After exploring the relationship between THMi and the available explanatory variables, theform of the “complete model” was a polynomial form, of 1–3 degrees according to the variable, with a term of interaction between network rechlorination and water temperature (Table 4). The complete model uses the UV absorbance (at 254 nm) of water, as well as the variable R which define the chlorine consumption rate at the plant.

$$ \mathrm{R}=\frac{\left(\mathrm{Cl}{2}_{\mathrm{inj}} - \mathrm{Cl}{2}_0\right)}{{\mathrm{CT}}_{\mathrm{tp}}} $$
Table 4 Variables of the complete model, obtained using the training sample: coefficients with their standard error and their degree of significance

The fitting quality and predictive performance of this model are as follows (Figs. 5 and 6):

Construction on the training sample (N = 197)

R2 = 88.45%

RMSE = 0.0467

p < 2.2e-16

Validation on the test sample (N = 65)

RMSE = 0.0563

N25 = 67.7%

N5unc = 86.1%

Fig. 5
figure 5

Adjustment quality of the complete model (training sample): histogram and Q-Q residue plot, residues as a function of predicted values and comparison between predicted and observed values

Fig. 6
figure 6

Validation of the complete model (validation sample): predicted concentrations vs observed concentrations

The forms of relations between THM concentrations present in the network and the explanatory variables used in the complete model are similar to those observed for the simplified model (not shown).

Conclusion

The model built in 2009 (Mouly et al. 2009) using data from three production and water distribution sites have not been validated on the new data collected from other sites. The quality of the water produced by the three initial sites was fairly similar, with THM concentration ranging from 10 to nearly 90 μg/L.

A new modeling was then undertaken, using data from eight sites: the three sites used for the construction of the 2009 model, and the five new sites. All these sites are fed by surface water and include a complete water treatment process with ozonation and filtration steps.

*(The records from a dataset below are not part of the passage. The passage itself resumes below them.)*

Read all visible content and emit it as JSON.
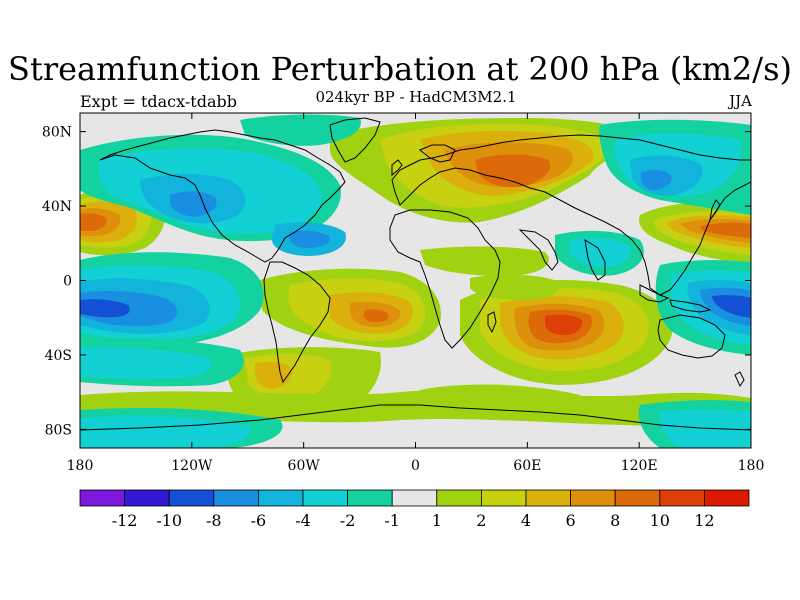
{
  "title": "Streamfunction Perturbation at 200 hPa (km2/s)",
  "experiment_label": "Expt = tdacx-tdabb",
  "subtitle": "024kyr BP - HadCM3M2.1",
  "season": "JJA",
  "axes": {
    "lat_ticks": [
      {
        "lat": 80,
        "label": "80N"
      },
      {
        "lat": 40,
        "label": "40N"
      },
      {
        "lat": 0,
        "label": "0"
      },
      {
        "lat": -40,
        "label": "40S"
      },
      {
        "lat": -80,
        "label": "80S"
      }
    ],
    "lon_ticks": [
      {
        "lon": -180,
        "label": "180"
      },
      {
        "lon": -120,
        "label": "120W"
      },
      {
        "lon": -60,
        "label": "60W"
      },
      {
        "lon": 0,
        "label": "0"
      },
      {
        "lon": 60,
        "label": "60E"
      },
      {
        "lon": 120,
        "label": "120E"
      },
      {
        "lon": 180,
        "label": "180"
      }
    ],
    "lat_range": [
      -90,
      90
    ],
    "lon_range": [
      -180,
      180
    ]
  },
  "colorbar": {
    "colors": [
      "#7b18db",
      "#3418d8",
      "#1450d4",
      "#1a8ee0",
      "#13b4dc",
      "#12d0d4",
      "#14d2a0",
      "#e6e6e6",
      "#a0d212",
      "#c8d012",
      "#dcb00c",
      "#dc900c",
      "#dc6a08",
      "#dc4008",
      "#dc1a00"
    ],
    "labels": [
      "-12",
      "-10",
      "-8",
      "-6",
      "-4",
      "-2",
      "-1",
      "1",
      "2",
      "4",
      "6",
      "8",
      "10",
      "12"
    ]
  },
  "map": {
    "projection": "cylindrical-equidistant",
    "coastline_color": "#000000"
  }
}
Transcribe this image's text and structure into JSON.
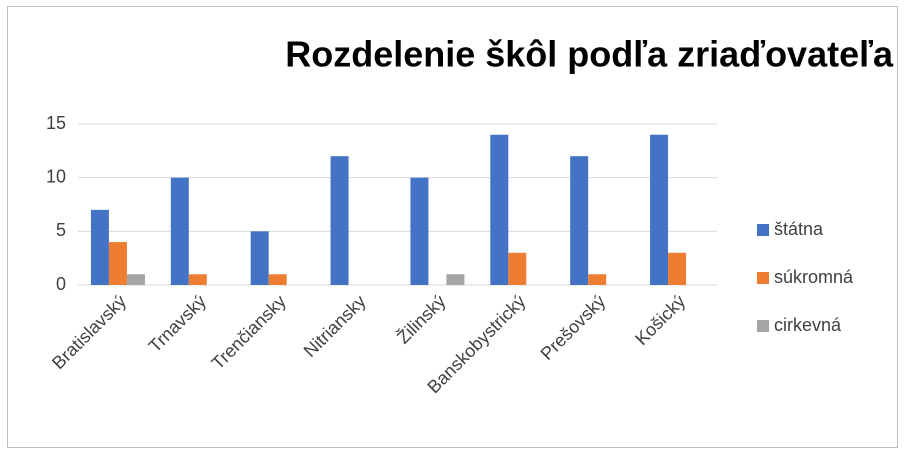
{
  "chart_data": {
    "type": "bar",
    "title": "Rozdelenie škôl podľa zriaďovateľa",
    "categories": [
      "Bratislavský",
      "Trnavský",
      "Trenčiansky",
      "Nitriansky",
      "Žilinský",
      "Banskobystrický",
      "Prešovský",
      "Košický"
    ],
    "series": [
      {
        "name": "štátna",
        "color": "#4472c4",
        "values": [
          7,
          10,
          5,
          12,
          10,
          14,
          12,
          14
        ]
      },
      {
        "name": "súkromná",
        "color": "#ed7d31",
        "values": [
          4,
          1,
          1,
          0,
          0,
          3,
          1,
          3
        ]
      },
      {
        "name": "cirkevná",
        "color": "#a5a5a5",
        "values": [
          1,
          0,
          0,
          0,
          1,
          0,
          0,
          0
        ]
      }
    ],
    "ylim": [
      0,
      15
    ],
    "yticks": [
      0,
      5,
      10,
      15
    ],
    "grid": true,
    "legend": "right"
  }
}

Two models were then built. The first is called “simplified.” It was built based on variables usually available from the sanitary control French basis and other indispensable variables as hydraulic residence time of water in the distribution network.

The second model is called “complete.” It is constructed from all the available variables. Compared to the “Simplified” model, it includes variables that better characterize the reactivity of organic matter to chlorine as UV absorbance and the rate of chlorine consumption in the plant.

The performances of these two models are very similar, with a slight improvement when moving from the simplified model to the complete model (increase of R2 from 87.15% to 88.45% and N5unc increase from 81.5% to 86.1%).

The field of application of these models seems to cover surface water and French conditions water treatments, for a wide range of THM concentration levels at the outlet of the treatment plant (between 1.3 and 68 μg/L).

The overall validity of the “simplified” and “complete” models leads us to propose their use to estimate THM content in a distribution network.

Many difficulties were met during this work in collecting entry data especially for hydraulic residence time data. Several sites initially proposed to contribute to the modeling work were not selected due to lack of exact data on relevant variables.

The use of these two models to predict a THM level at a point of a water distribution network is possible and easy to do under Excel®, providing data availability of explanatory variables. These models can be used to determine levels of THM concentrations at different points of the same network, and help identify the most critical areas, close to the regulatory standard for example.

The two models were not validated on waters and treatment processes other than thoseused for their construction. It would be interesting to have other datasets of new sites, in particular with underground water, in order to verify their ability to be generalized.